To watch my wife care for her was a study in unconditional, absolute love. Even our son, who was attending college and worked a night job as a baker at a local grocery store, attended to his grandmother when he got home at about midnight. My wife, and son when he got home, would turn her and put lotion on her back and legs. The rest of the kids would stop by and visit. It was a beautiful thing to behold.
My father then came some time afterward to live with us after wearing out my two sisters (late 1990’s). He was with us for four years and wanted every medical intervention that was ever devised. Furthermore, he also wanted the   same for my mother, who had died in a nursing home some years earlier. The story I have to tell is really about my mother.
Both my father and mother were lifelong smokers, so their illness was most difficult, both having emphysema and heart disease. Breathing, coughing,   small strokes, oxygen, difficulty sleeping, being bed-ridden all plagued my mother.
When she was near the end of her life, she stopped eating. She was clear – she wanted to die – she was done. She was also a very devout, practicing Catholic.
By this time she was in the nursing home and my father insisted she have a feeding tube. She would rip it out – he would require it be put back in. Finally, because my father wanted the feeding tube, and the nursing home having no other option, THEY TIED MY MOTHER’S HANDS TO THE BED! When I visited the day they tied her to the bed, she was thrashing her legs about. I asked if she was in pain and she shook her head “NO”. How was I to interpret that? It was so bad, I could not go back to visit – my sister had to handle   that from then on. Fortunately, a nurse talked to the doctor and they agreed that she must be in pain – so they gave her morphine to relieve her discomfort. Within a day or two, the un-intended consequence was her death. THANK GOD!
This is not the end of the story for my mother. I believe now I know what the  leg thrashing was all about. I have severe restless leg and my doctor says it probably has a strong genetic component. My RLS I describe as agony, but I’d be hard pressed to say it is pain. I think my mother had RLS and that accounted somewhat, at least, for her leg thrashing.
But worse than the RLS, after her death, I remember that she had completed a Catholic series of devotional efforts to help insure that there would be a priest at the time of death. I think I am the only one who knew of her doing this. I didn’t remember because of my own emotional turmoil at seeing her tied to the bed. Had I remembered, she would have had time for a priest. This failure haunts me to this day.
My mother-in-law had an advance directive of sorts because she communicated it to my wife – and she honored it.
My mother had no such directive and my father did what he thought was best for her. Had she an advance directive, she would NOT HAVE chosen the path my father directed the nursing home to perform.
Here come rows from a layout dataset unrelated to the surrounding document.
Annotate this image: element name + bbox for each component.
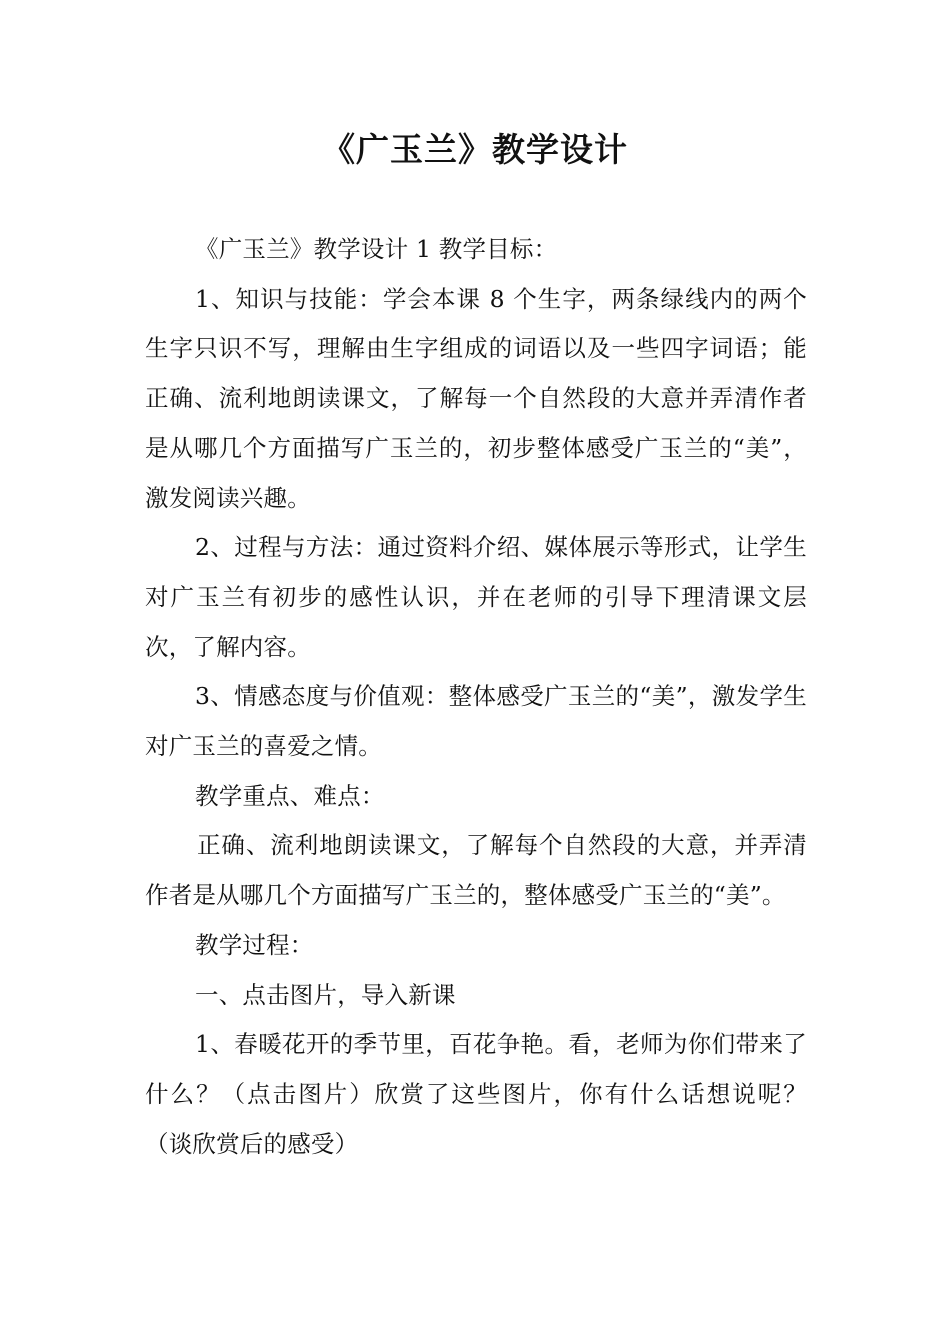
paragraph-process-methods: 2、过程与方法：通过资料介绍、媒体展示等形式，让学生对广玉兰有初步的感性认识，并在老师的引导下理清课文层次，了解内容。 xyxy=(145,533,807,661)
paragraph-section-one-heading: 一、点击图片，导入新课 xyxy=(195,980,456,1009)
document-body xyxy=(145,225,807,1169)
paragraph-section-one-step-one: 1、春暖花开的季节里，百花争艳。看，老师为你们带来了什么？（点击图片）欣赏了这些图片，你有什么话想说呢？（谈欣赏后的感受） xyxy=(145,1030,807,1158)
paragraph-key-points-heading: 教学重点、难点： xyxy=(195,781,385,810)
document-title: 《广玉兰》教学设计 xyxy=(322,130,628,169)
paragraph-objectives-heading: 《广玉兰》教学设计 1 教学目标： xyxy=(195,235,558,263)
paragraph-key-points: 正确、流利地朗读课文，了解每个自然段的大意，并弄清作者是从哪几个方面描写广玉兰的，整体感受广玉兰的“美”。 xyxy=(145,831,807,910)
paragraph-knowledge-skills: 1、知识与技能：学会本课 8 个生字，两条绿线内的两个生字只识不写，理解由生字组成的词语以及一些四字词语；能正确、流利地朗读课文，了解每一个自然段的大意并弄清作者是从哪几个方面描写广玉兰的，初步整体感受广玉兰的“美”，激发阅读兴趣。 xyxy=(145,284,807,512)
paragraph-process-heading: 教学过程： xyxy=(195,930,314,959)
paragraph-emotion-values: 3、情感态度与价值观：整体感受广玉兰的“美”，激发学生对广玉兰的喜爱之情。 xyxy=(145,682,807,761)
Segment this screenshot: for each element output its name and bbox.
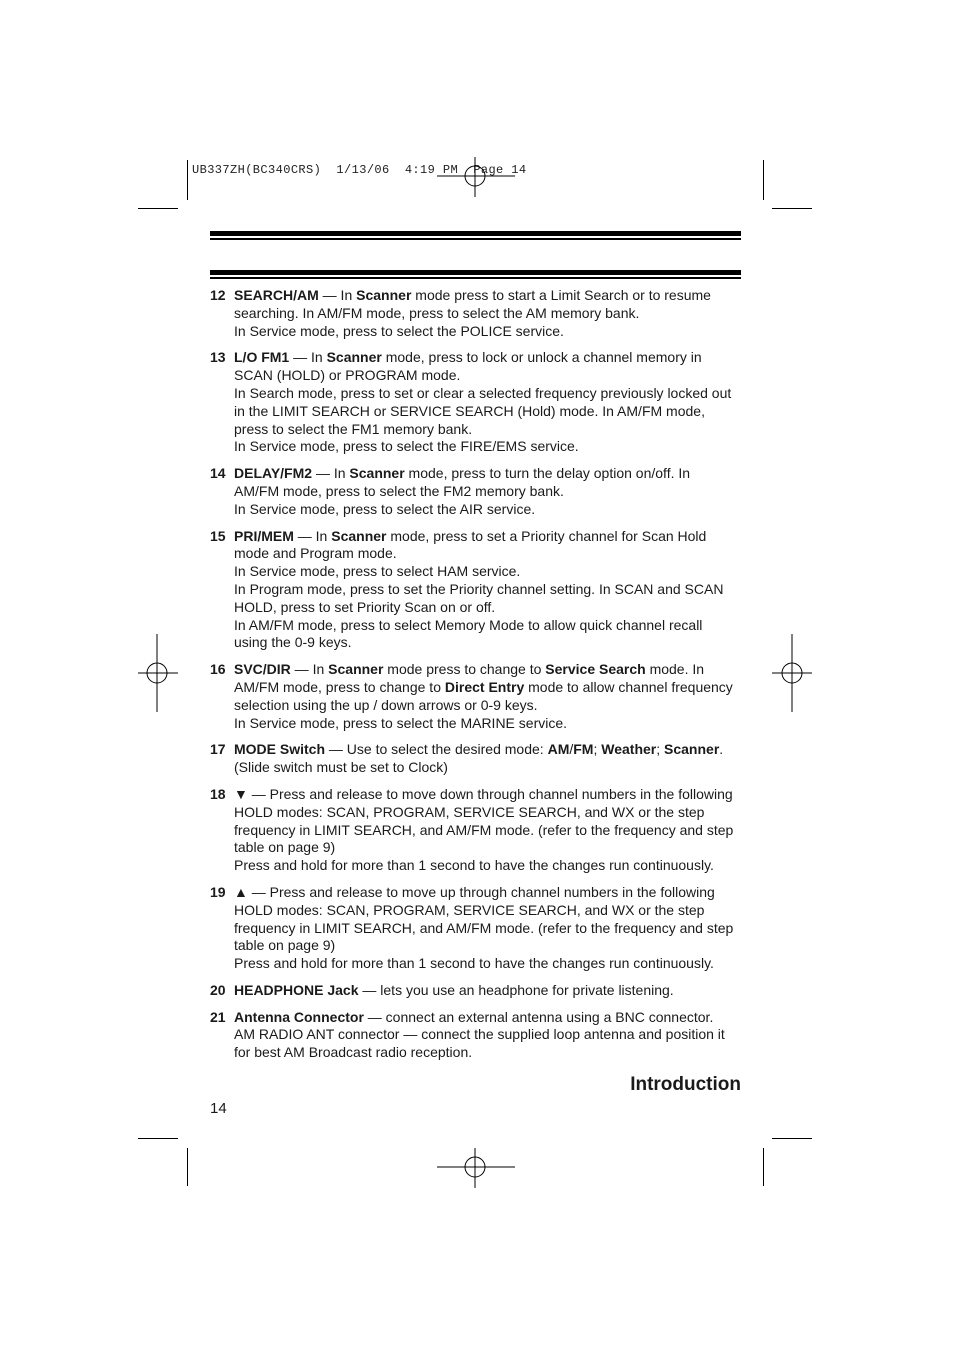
text-run: — In — [290, 661, 329, 678]
list-item — [210, 884, 738, 973]
item-paragraph — [234, 501, 738, 519]
list-item — [210, 287, 738, 340]
text-run: — connect an external antenna using a BNC connector. — [363, 1008, 714, 1025]
control-name: FM — [573, 741, 594, 758]
text-run: ; — [593, 741, 602, 758]
crop-mark — [187, 1148, 188, 1186]
control-name: L/O FM1 — [234, 349, 290, 366]
item-description — [234, 1009, 738, 1062]
item-description — [234, 786, 738, 875]
text-run: mode to allow channel frequency selection using the up / down arrows or 0-9 keys. — [234, 678, 733, 713]
control-name: MODE Switch — [234, 741, 326, 758]
text-run: mode press to start a Limit Search or to resume searching. In AM/FM mode, press to select the AM memory bank. — [234, 287, 711, 321]
control-name: Service Search — [545, 661, 646, 678]
item-paragraph — [234, 323, 738, 341]
text-run: mode, press to turn the delay option on/off. In AM/FM mode, press to select the FM2 memory bank. — [234, 465, 691, 499]
control-name: AM — [547, 741, 570, 758]
item-description — [234, 528, 738, 653]
item-description — [234, 661, 738, 732]
text-run: In Service mode, press to select the MARINE service. — [234, 714, 568, 731]
print-slug: UB337ZH(BC340CRS) 1/13/06 4:19 PM Page 14 — [192, 163, 527, 177]
list-item — [210, 786, 738, 875]
item-paragraph — [234, 528, 738, 564]
item-paragraph — [234, 715, 738, 733]
item-paragraph — [234, 857, 738, 875]
control-name: SVC/DIR — [234, 661, 291, 678]
item-paragraph — [234, 1026, 738, 1062]
item-paragraph — [234, 786, 738, 857]
text-run: . (Slide switch must be set to Clock) — [234, 741, 724, 776]
text-run: In AM/FM mode, press to select Memory Mode to allow quick channel recall using the 0-9 keys. — [234, 616, 703, 651]
control-name: HEADPHONE Jack — [234, 981, 359, 998]
control-name: Scanner — [328, 661, 384, 678]
control-name: Scanner — [349, 465, 405, 482]
item-paragraph — [234, 982, 738, 1000]
crop-mark — [138, 208, 178, 209]
control-name: PRI/MEM — [234, 527, 294, 544]
item-number: 20 — [210, 981, 226, 998]
item-number: 13 — [210, 349, 226, 366]
item-number: 21 — [210, 1008, 226, 1025]
text-run: — In — [312, 465, 350, 482]
text-run: — Press and release to move up through channel numbers in the following HOLD modes: SCAN, PROGRAM, SERVICE SEARCH, and WX or the step frequency in LIMIT SEARCH, and AM/FM mode. (refer to the frequency and step table on page 9) — [234, 883, 734, 954]
item-description — [234, 287, 738, 340]
text-run: — In — [318, 287, 357, 303]
text-run: ; — [656, 741, 665, 758]
control-name: Scanner — [331, 527, 387, 544]
item-description — [234, 884, 738, 973]
item-paragraph — [234, 1009, 738, 1027]
control-name: ▲ — [234, 883, 248, 900]
control-name: Antenna Connector — [234, 1008, 364, 1025]
control-name: DELAY/FM2 — [234, 465, 313, 482]
text-run: — In — [289, 349, 327, 366]
control-name: Scanner — [356, 287, 412, 303]
control-name: ▼ — [234, 785, 248, 802]
item-paragraph — [234, 741, 738, 777]
text-run: mode. In AM/FM mode, press to change to — [234, 661, 705, 695]
item-description — [234, 465, 738, 518]
section-rule-thin — [210, 277, 741, 279]
item-paragraph — [234, 661, 738, 714]
crop-mark — [763, 160, 764, 200]
text-run: In Service mode, press to select the FIRE/EMS service. — [234, 438, 579, 455]
list-item — [210, 741, 738, 777]
item-description — [234, 741, 738, 777]
item-paragraph — [234, 563, 738, 581]
item-number: 16 — [210, 661, 226, 678]
text-run: mode, press to lock or unlock a channel memory in SCAN (HOLD) or PROGRAM mode. — [234, 349, 702, 384]
crop-mark — [187, 160, 188, 200]
item-number: 15 — [210, 527, 226, 544]
item-paragraph — [234, 349, 738, 385]
control-name: Scanner — [326, 349, 382, 366]
text-run: In Service mode, press to select the POLICE service. — [234, 322, 564, 339]
text-run: mode, press to set a Priority channel for Scan Hold mode and Program mode. — [234, 527, 707, 562]
crop-mark — [763, 1148, 764, 1186]
text-run: Press and hold for more than 1 second to have the changes run continuously. — [234, 857, 714, 874]
control-name: Scanner — [664, 741, 720, 758]
text-run: mode press to change to — [383, 661, 546, 678]
item-paragraph — [234, 438, 738, 456]
item-paragraph — [234, 955, 738, 973]
item-description — [234, 349, 738, 456]
text-run: — Use to select the desired mode: — [325, 741, 548, 758]
header-rule-thin — [210, 238, 741, 240]
text-run: AM RADIO ANT connector — connect the supplied loop antenna and position it for best AM Broadcast radio reception. — [234, 1026, 725, 1061]
section-rule — [210, 270, 741, 275]
item-paragraph — [234, 617, 738, 653]
control-name: SEARCH/AM — [234, 287, 319, 303]
list-item — [210, 349, 738, 456]
list-item — [210, 465, 738, 518]
item-number: 14 — [210, 465, 226, 482]
text-run: In Service mode, press to select the AIR service. — [234, 500, 536, 517]
text-run: / — [569, 741, 574, 758]
page-number: 14 — [210, 1100, 227, 1117]
list-item — [210, 982, 738, 1000]
text-run: In Search mode, press to set or clear a selected frequency previously locked out in the LIMIT SEARCH or SERVICE SEARCH (Hold) mode. In AM/FM mode, press to select the FM1 memory bank. — [234, 384, 732, 437]
list-item — [210, 661, 738, 732]
item-number: 19 — [210, 883, 226, 900]
text-run: In Service mode, press to select HAM service. — [234, 563, 521, 580]
registration-mark-right-icon — [772, 634, 812, 712]
item-number: 18 — [210, 785, 226, 802]
crop-mark — [772, 1138, 812, 1139]
list-item — [210, 1009, 738, 1062]
control-name: Weather — [601, 741, 657, 758]
crop-mark — [772, 208, 812, 209]
registration-mark-bottom-icon — [437, 1148, 515, 1188]
text-run: — In — [293, 527, 332, 544]
section-title: Introduction — [630, 1074, 741, 1095]
text-run: In Program mode, press to set the Priority channel setting. In SCAN and SCAN HOLD, press to set Priority Scan on or off. — [234, 580, 724, 615]
item-paragraph — [234, 287, 738, 323]
registration-mark-left-icon — [138, 634, 178, 712]
text-run: — lets you use an headphone for private listening. — [358, 981, 674, 998]
item-description — [234, 982, 738, 1000]
registration-mark-top-icon — [437, 157, 515, 197]
control-name: Direct Entry — [444, 678, 525, 695]
item-paragraph — [234, 581, 738, 617]
text-run: Press and hold for more than 1 second to have the changes run continuously. — [234, 955, 714, 972]
item-paragraph — [234, 385, 738, 438]
item-number: 17 — [210, 741, 226, 758]
text-run: — Press and release to move down through channel numbers in the following HOLD modes: SCAN, PROGRAM, SERVICE SEARCH, and WX or the step frequency in LIMIT SEARCH, and AM/FM mode. (refer to the frequency and step table on page 9) — [234, 785, 734, 856]
header-rule — [210, 231, 741, 236]
list-item — [210, 528, 738, 653]
feature-list — [210, 287, 738, 1071]
item-paragraph — [234, 465, 738, 501]
item-number: 12 — [210, 287, 226, 303]
item-paragraph — [234, 884, 738, 955]
crop-mark — [138, 1138, 178, 1139]
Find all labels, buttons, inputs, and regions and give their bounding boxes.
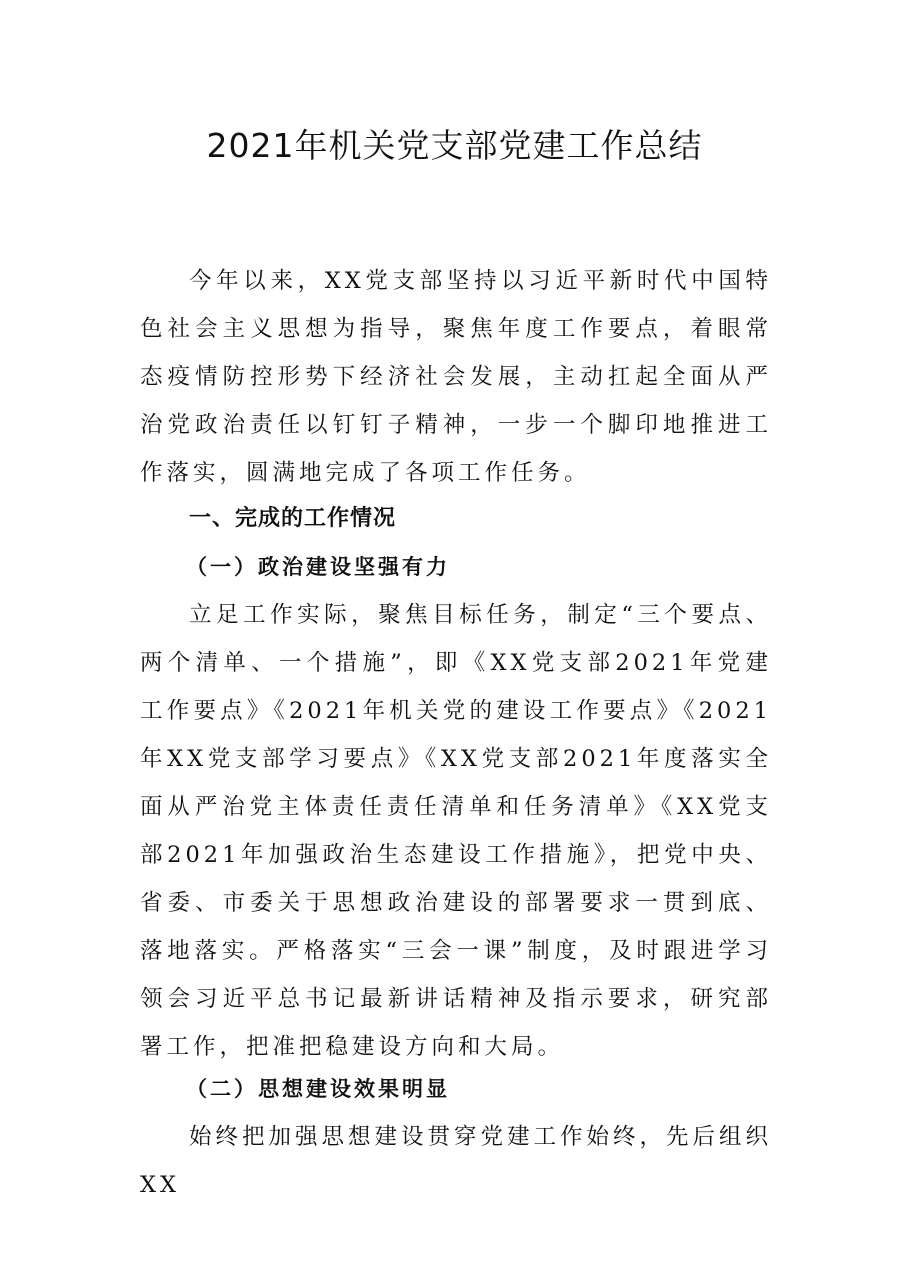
section-heading-completed-work: 一、完成的工作情况 [189, 506, 397, 531]
intro-paragraph: 今年以来，XX党支部坚持以习近平新时代中国特色社会主义思想为指导，聚焦年度工作要点，着眼常态疫情防控形势下经济社会发展，主动扛起全面从严治党政治责任以钉钉子精神，一步一个脚印地推进工作落实，圆满地完成了各项工作任务。 [140, 268, 772, 486]
ideological-construction-paragraph: 始终把加强思想建设贯穿党建工作始终，先后组织XX [140, 1124, 773, 1198]
subheading-ideological-construction: （二）思想建设效果明显 [186, 1076, 450, 1101]
political-construction-paragraph: 立足工作实际，聚焦目标任务，制定“三个要点、两个清单、一个措施”，即《XX党支部2021年党建工作要点》《2021年机关党的建设工作要点》《2021年XX党支部学习要点》《XX党支部2021年度落实全面从严治党主体责任责任清单和任务清单》《XX党支部2021年加强政治生态建设工作措施》，把党中央、省委、市委关于思想政治建设的部署要求一贯到底、落地落实。严格落实“三会一课”制度，及时跟进学习领会习近平总书记最新讲话精神及指示要求，研究部署工作，把准把稳建设方向和大局。 [140, 602, 772, 1060]
subheading-political-construction: （一）政治建设坚强有力 [186, 554, 450, 579]
document-title: 2021年机关党支部党建工作总结 [206, 126, 703, 165]
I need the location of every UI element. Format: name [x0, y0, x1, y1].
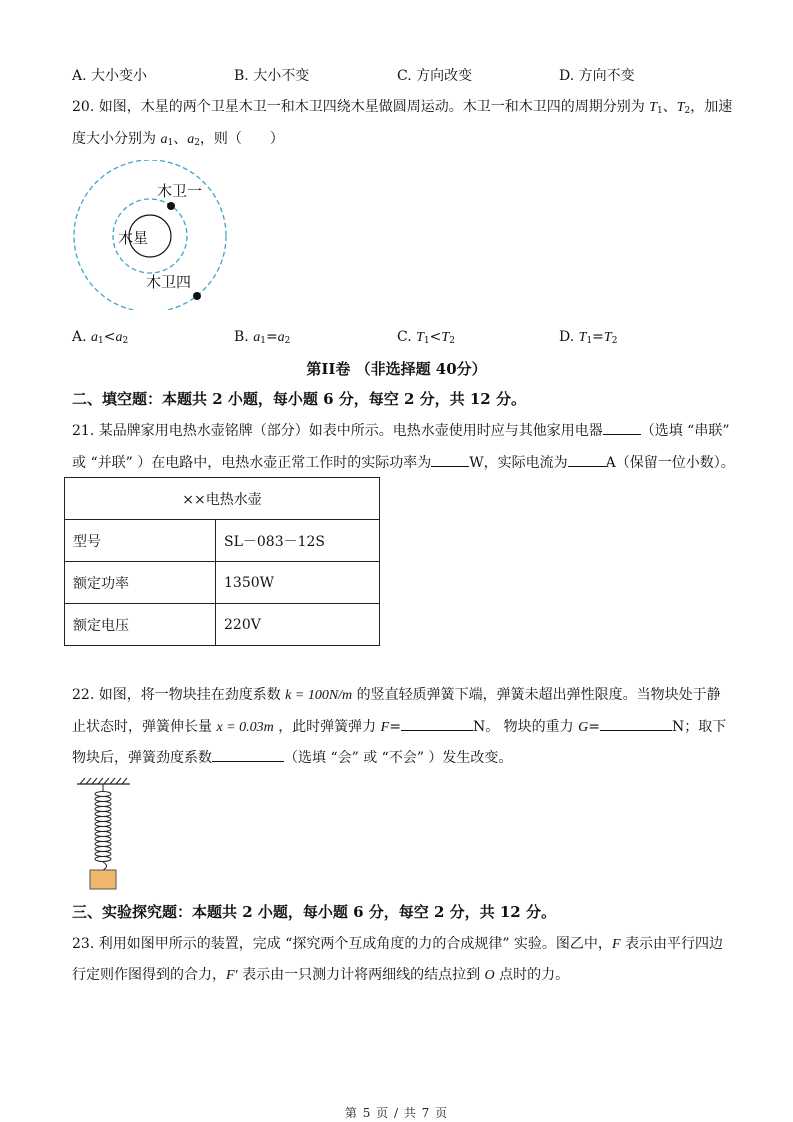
callisto-label: 木卫四 [146, 273, 192, 291]
q20-stem-line2: 度大小分别为 $a_1$、$a_2$，则（ ） [72, 131, 284, 148]
table-title: ××电热水壶 [65, 478, 380, 520]
q20-option-d: D. $T_1=T_2$ [559, 329, 618, 346]
q22-stem-line2: 止状态时，弹簧伸长量 x = 0.03m ，此时弹簧弹力 F= N。 物块的重力 G= N；取下 [72, 716, 726, 738]
page-footer: 第 5 页 / 共 7 页 [344, 1106, 449, 1120]
section2-heading: 二、填空题：本题共 2 小题，每小题 6 分，每空 2 分，共 12 分。 [72, 390, 526, 408]
kettle-nameplate-table [64, 477, 380, 646]
jupiter-label: 木星 [117, 229, 149, 247]
q20-option-a: A. $a_1<a_2$ [72, 329, 129, 346]
q21-blank-2[interactable] [431, 452, 469, 467]
q21-stem-line2: 或 “并联” ）在电路中，电热水壶正常工作时的实际功率为 W，实际电流为 A（保留一位小数）。 [72, 452, 735, 473]
table-row: 额定电压 220V [65, 604, 380, 646]
table-row: 型号 SL－083－12S [65, 520, 380, 562]
section3-heading: 三、实验探究题：本题共 2 小题，每小题 6 分，每空 2 分，共 12 分。 [72, 903, 556, 921]
q19-option-a: A. 大小变小 [72, 68, 148, 84]
io-label: 木卫一 [157, 182, 203, 200]
block [90, 870, 116, 889]
spring-coil [95, 784, 111, 870]
q22-blank-2[interactable] [600, 716, 672, 731]
q22-stem-line3: 物块后，弹簧劲度系数 （选填 “会” 或 “不会” ）发生改变。 [72, 747, 512, 768]
q22-blank-1[interactable] [401, 716, 473, 731]
q19-option-c: C. 方向改变 [397, 68, 473, 84]
q21-blank-3[interactable] [568, 452, 606, 467]
q20-stem-line1: 20. 如图，木星的两个卫星木卫一和木卫四绕木星做圆周运动。木卫一和木卫四的周期分别为 $T_1$、$T_2$，加速 [72, 99, 733, 116]
io-dot [167, 202, 175, 210]
q23-stem-line2: 行定则作图得到的合力，F′ 表示由一只测力计将两细线的结点拉到 O 点时的力。 [72, 967, 570, 983]
q19-option-b: B. 大小不变 [234, 68, 310, 84]
q22-blank-3[interactable] [212, 747, 284, 762]
q20-option-b: B. $a_1=a_2$ [234, 329, 291, 346]
q20-option-c: C. $T_1<T_2$ [397, 329, 455, 346]
q19-option-d: D. 方向不变 [559, 68, 635, 84]
q21-blank-1[interactable] [603, 420, 641, 435]
spring-block-diagram [60, 770, 180, 900]
table-row: 额定功率 1350W [65, 562, 380, 604]
part2-title: 第II卷 （非选择题 40分） [306, 360, 487, 378]
q23-stem-line1: 23. 利用如图甲所示的装置，完成 “探究两个互成角度的力的合成规律” 实验。图乙中，F 表示由平行四边 [72, 936, 723, 952]
q22-stem-line1: 22. 如图，将一物块挂在劲度系数 k = 100N/m 的竖直轻质弹簧下端，弹簧未超出弹性限度。当物块处于静 [72, 687, 721, 703]
q21-stem-line1: 21. 某品牌家用电热水壶铭牌（部分）如表中所示。电热水壶使用时应与其他家用电器 （选填 “串联” [72, 420, 729, 441]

My father died after 4 years of increasing breathing difficulty, but I must say that all the medical attention he got did prolong his quality of life. Until the last few weeks, despite many trips to emergency, he was up early and doing his “paperwork”. His “work” consisted of tracking his health, in writing, and the times his nursing aides came and went during the   day. We were his caretaker at night, and worked ourselves during the day. He delighted in catching the nursing service in two financial mis-billings –  both were in his favor – but he had the fun of pointing out their error.

My father is an example of a person who wanted everything – and it did prolong his life and he had some quality to it. His advance directive would have said “give me all you got”.

My mother suffered immensely because of no directive. My mother-in-law had a daughter who was willing to honor her wishes for her last days.